Выбрать главу

«Освободите, пожалуй, их от наказания. Но кого тогда защитит его выдающееся положение, коль скоро не помогла и должность префекта Рима? Кого может охранить многочисленность рабов, когда Педания Секунда не охранило их четыреста? Кому рабы подадут помощь, коль скоро они и в виду смертной казни не обращают внимания на наши опасности; Или и в самом деле, как некоторые, не краснея, воображают, тут убийца мстил за свою обиду?.. Пойдем далее и скажем, что нам кажется, что господин убит по праву!»

Не звучат ли доводы эти в ушах читателя свежею новостью? Не будем уже шевелить угрюмой памяти крепостного права и мистических дворянских страхов пред памятью пугачевщины. Нет, подобные голоса не вовсе еще онемели даже и сейчас. Мотивы, которыми Кассий защищал свое мнение, действуют еще и в наше время, при так называемом «военном положении». Увы! Не русскому писателю, пережившему 1905—1910 годы, ужасаться жестокосердием и угрюмою надменностью римского «правого» сенатора! С трибун Государственной Думы и Государственного Совета слыхали мы в эти мрачные годы речи куда свирепее и бестолковее Кассиевой. Если шестнадцать веков официального христианства и целый век проповеди «прав человеческих» не могли помирить массовую служебную нравственность с государственной дисциплиной иначе, как нагайками, виселицей и расстрелом, то по меньшей мере наивно требовать иных мер от государственных и военных людей языческого Рима.

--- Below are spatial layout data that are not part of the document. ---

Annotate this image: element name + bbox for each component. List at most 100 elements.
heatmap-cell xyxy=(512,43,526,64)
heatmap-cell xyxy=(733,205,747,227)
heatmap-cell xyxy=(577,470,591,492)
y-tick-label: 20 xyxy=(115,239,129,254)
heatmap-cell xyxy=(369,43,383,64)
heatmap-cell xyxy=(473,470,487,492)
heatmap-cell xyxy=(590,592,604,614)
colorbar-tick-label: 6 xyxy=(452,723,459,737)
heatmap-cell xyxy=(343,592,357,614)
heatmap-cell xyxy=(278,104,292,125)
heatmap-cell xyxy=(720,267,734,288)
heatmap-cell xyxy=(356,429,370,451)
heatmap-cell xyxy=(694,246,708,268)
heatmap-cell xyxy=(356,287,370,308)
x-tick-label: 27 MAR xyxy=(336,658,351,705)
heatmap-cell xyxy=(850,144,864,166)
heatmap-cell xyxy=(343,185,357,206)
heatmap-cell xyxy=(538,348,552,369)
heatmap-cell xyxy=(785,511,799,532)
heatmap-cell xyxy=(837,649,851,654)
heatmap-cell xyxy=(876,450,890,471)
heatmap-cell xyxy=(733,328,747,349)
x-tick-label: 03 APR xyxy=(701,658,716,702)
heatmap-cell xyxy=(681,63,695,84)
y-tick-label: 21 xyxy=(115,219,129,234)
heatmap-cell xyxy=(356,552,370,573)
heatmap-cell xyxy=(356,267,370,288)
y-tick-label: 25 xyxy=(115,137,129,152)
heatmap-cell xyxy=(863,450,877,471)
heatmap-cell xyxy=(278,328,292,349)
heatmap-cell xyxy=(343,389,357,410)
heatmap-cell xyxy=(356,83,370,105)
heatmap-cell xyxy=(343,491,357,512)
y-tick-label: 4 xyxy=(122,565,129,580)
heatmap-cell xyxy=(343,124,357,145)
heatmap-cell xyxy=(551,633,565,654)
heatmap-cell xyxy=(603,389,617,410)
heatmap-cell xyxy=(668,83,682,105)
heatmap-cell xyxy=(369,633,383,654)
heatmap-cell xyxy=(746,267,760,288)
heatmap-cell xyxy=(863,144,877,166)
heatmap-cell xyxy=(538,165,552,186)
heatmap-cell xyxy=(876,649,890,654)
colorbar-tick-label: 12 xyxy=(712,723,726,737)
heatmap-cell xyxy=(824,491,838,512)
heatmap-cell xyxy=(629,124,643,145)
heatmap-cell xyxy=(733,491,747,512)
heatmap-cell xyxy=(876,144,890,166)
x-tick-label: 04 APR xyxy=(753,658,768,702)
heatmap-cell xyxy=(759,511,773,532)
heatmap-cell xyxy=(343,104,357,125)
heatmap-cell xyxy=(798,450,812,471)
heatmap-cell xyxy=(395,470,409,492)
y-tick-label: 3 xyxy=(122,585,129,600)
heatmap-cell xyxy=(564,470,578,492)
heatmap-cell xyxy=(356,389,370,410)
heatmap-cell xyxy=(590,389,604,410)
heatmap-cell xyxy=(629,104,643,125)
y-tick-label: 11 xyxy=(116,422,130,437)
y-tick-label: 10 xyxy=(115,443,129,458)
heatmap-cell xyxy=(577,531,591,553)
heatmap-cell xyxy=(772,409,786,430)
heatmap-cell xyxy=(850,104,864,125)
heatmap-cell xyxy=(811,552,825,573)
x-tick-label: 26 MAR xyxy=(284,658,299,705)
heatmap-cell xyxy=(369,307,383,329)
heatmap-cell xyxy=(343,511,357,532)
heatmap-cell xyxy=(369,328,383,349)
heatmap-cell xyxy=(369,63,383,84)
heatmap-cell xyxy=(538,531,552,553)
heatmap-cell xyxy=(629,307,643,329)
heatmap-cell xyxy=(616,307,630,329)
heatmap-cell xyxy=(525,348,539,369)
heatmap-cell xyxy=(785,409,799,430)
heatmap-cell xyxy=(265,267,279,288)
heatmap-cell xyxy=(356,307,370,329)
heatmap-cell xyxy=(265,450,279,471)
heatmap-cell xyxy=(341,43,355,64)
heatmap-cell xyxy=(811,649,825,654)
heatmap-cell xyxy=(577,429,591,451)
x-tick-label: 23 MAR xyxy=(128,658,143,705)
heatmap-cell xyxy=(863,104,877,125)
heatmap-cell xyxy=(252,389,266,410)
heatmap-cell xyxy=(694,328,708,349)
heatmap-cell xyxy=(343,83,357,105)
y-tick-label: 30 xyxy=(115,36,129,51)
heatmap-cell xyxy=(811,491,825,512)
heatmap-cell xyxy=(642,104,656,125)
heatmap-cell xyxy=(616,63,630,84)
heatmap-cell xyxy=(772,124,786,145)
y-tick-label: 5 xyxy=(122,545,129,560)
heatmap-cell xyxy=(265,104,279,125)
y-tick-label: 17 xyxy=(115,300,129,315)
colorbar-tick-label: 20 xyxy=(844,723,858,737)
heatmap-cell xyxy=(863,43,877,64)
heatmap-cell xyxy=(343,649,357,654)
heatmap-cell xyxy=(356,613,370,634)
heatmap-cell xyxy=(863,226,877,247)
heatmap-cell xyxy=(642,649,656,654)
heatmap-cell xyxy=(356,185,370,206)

Имеем ли мы нравственное право, в государстве, только что пережившем ужасы карательных экспедиций, возмущаться римским жестокосердием и воображать себя кроткими агнцами, унаследовавшими вселенную от кровожадных тигров?

Многочисленность обреченной на смерть дворни Педания Секунда вызвала в Риме сострадание. В народе началось брожение, близкое к открытому восстанию. Сенатский приговор — очень недружный, хотя оппозиция, подавленная сословным страхом, вела себя трусливо и не выделила ни одного открытого и смелого голоса в защиту несчастных, — едва-едва не был упразднен вмешательством толпы. Нерон поддержал авторитет сената: обуздал волнение строгим эдиктом и окружил место казни военною силою. Но, когда некто Цингоний Варрон, последовательно усердствуя в законе, предложил изгнать из Италии вольноотпущенников Педания Секунда, император воспротивился, говоря, что — если древний закон не мог быть смягчен состраданием, то не дело нового века обострять его изысканною жестокостью. Страшное избиение это осталось, конечно, одним из самых черных пятен на летописи Нероновой эпохи. Что касается роли в нем самого Нерона, то — опять таки — из истории последующих девятнадцати веков христианско—государственной культуры — что-то не припоминаются мне имена государей, которые, в аналогичных случаях, следовали бы за голосами гуманного левого меньшинства, а не творили бы волю свирепого большинства озлобленной и напуганной правой. Любопытно, что к тому же 61 году, когда разыгрались эти ужасы, относится, как думает Лемонье, выгодный для рабов закон — lex Jubia

Petronia — определявший, что, при споре о свободе вольноотпущенника, разделение судейских голосов должно толковаться в пользу свободы. Быть может, закон этот был брошен правительством, как либеральная подачка общественному мнению, чтобы замкнуть рты, слишком громко возмущавшиеся бойней из-за Педания Секунда.